Selain itu, pihak kepolisian menuntut pembatalan program-program yang bersentuhan dengan tema kejahatan manusia 1965, Lesbian, Gay, Biseksual dan Transeksual (LGBT) serta Papua. Selanjutnya, polisi meminta panitia menandatangani surat pernyataan di atas materai apabila ingin izin dikeluarkan kembali.
Belakangan, Kapolda Metro Jaya, Inspektur Jenderal Moechgiyarto seperti dikutip Tempo memastikan panitia pelaksana ALF 2016 sudah mengantongi izin yang berlaku untuk penyelenggaraan ALF 2016 mulai 5 hingga 8 Mei 2016.
"Izinnya beres. Kemarin cuma sedikit ada keliru antara panitia dan polisi," paparnya di TIM, menjelang pembukaan.

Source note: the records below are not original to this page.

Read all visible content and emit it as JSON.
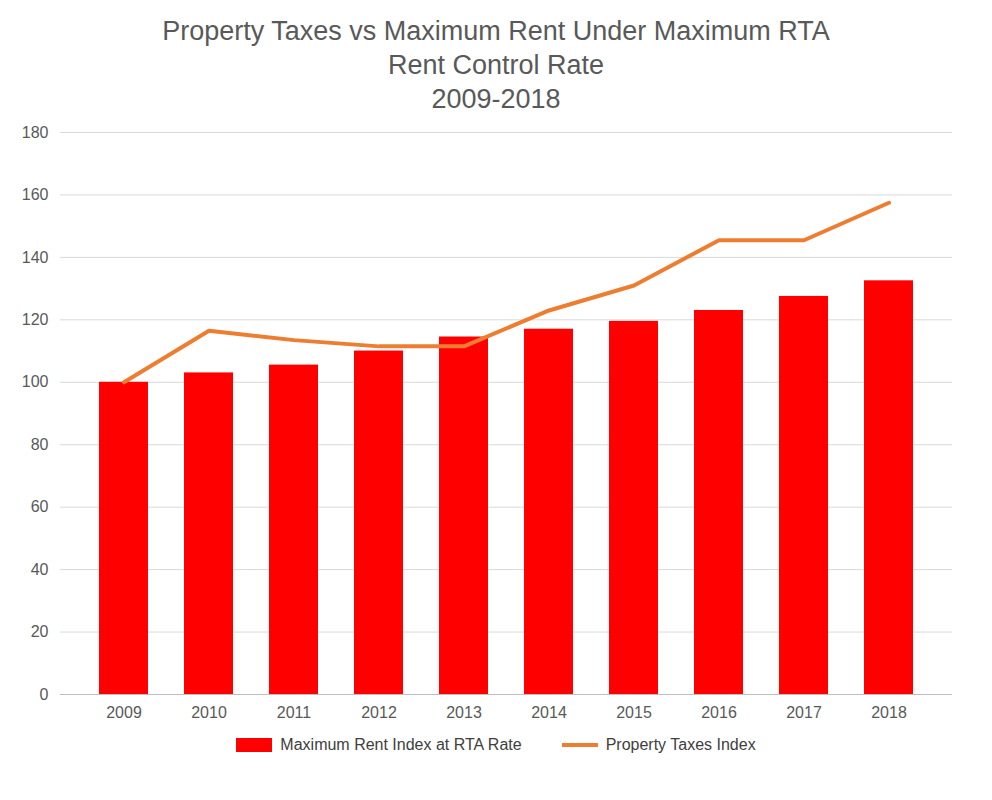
{
  "chart_data": {
    "type": "bar",
    "title": "Property Taxes vs Maximum Rent Under Maximum RTA Rent Control Rate",
    "subtitle": "2009-2018",
    "categories": [
      "2009",
      "2010",
      "2011",
      "2012",
      "2013",
      "2014",
      "2015",
      "2016",
      "2017",
      "2018"
    ],
    "series": [
      {
        "name": "Maximum Rent Index at RTA Rate",
        "type": "bar",
        "color": "#ff0000",
        "values": [
          100,
          103,
          105.5,
          110,
          114.5,
          117,
          119.5,
          123,
          127.5,
          132.5
        ]
      },
      {
        "name": "Property Taxes Index",
        "type": "line",
        "color": "#ed7d31",
        "values": [
          100,
          116.5,
          113.5,
          111.5,
          111.5,
          123,
          131,
          145.5,
          145.5,
          157.5
        ]
      }
    ],
    "ylim": [
      0,
      180
    ],
    "yticks": [
      0,
      20,
      40,
      60,
      80,
      100,
      120,
      140,
      160,
      180
    ],
    "grid": true,
    "legend": "bottom"
  }
}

Acara kemudian tetap berlangsung, dimulai dengan pidato tokoh Timor Leste pemenang Nobel Perdamaian, Jose Ramos Horta.
Apa Salahnya Komunisme?
Mengetahui tentang apa itu komunisme, secara garis besar tak bisa dipisahkan dari peristiwa di tahun 65. Tahun itu menjadi tonggak penanda bahwa komunisme dianggap sebagai dalang atas pembunuhan sadis para jenderal yang setia pada NKRI.
Lalu yang terjadi di tahun-tahun berikutnya adalah pelarangan paham dan simbol-simbol yang berkaitan dengan komunisme, khususnya PKI (Partai Komunis Indonesia). Kondisi yang terus berlangsung hingga kini.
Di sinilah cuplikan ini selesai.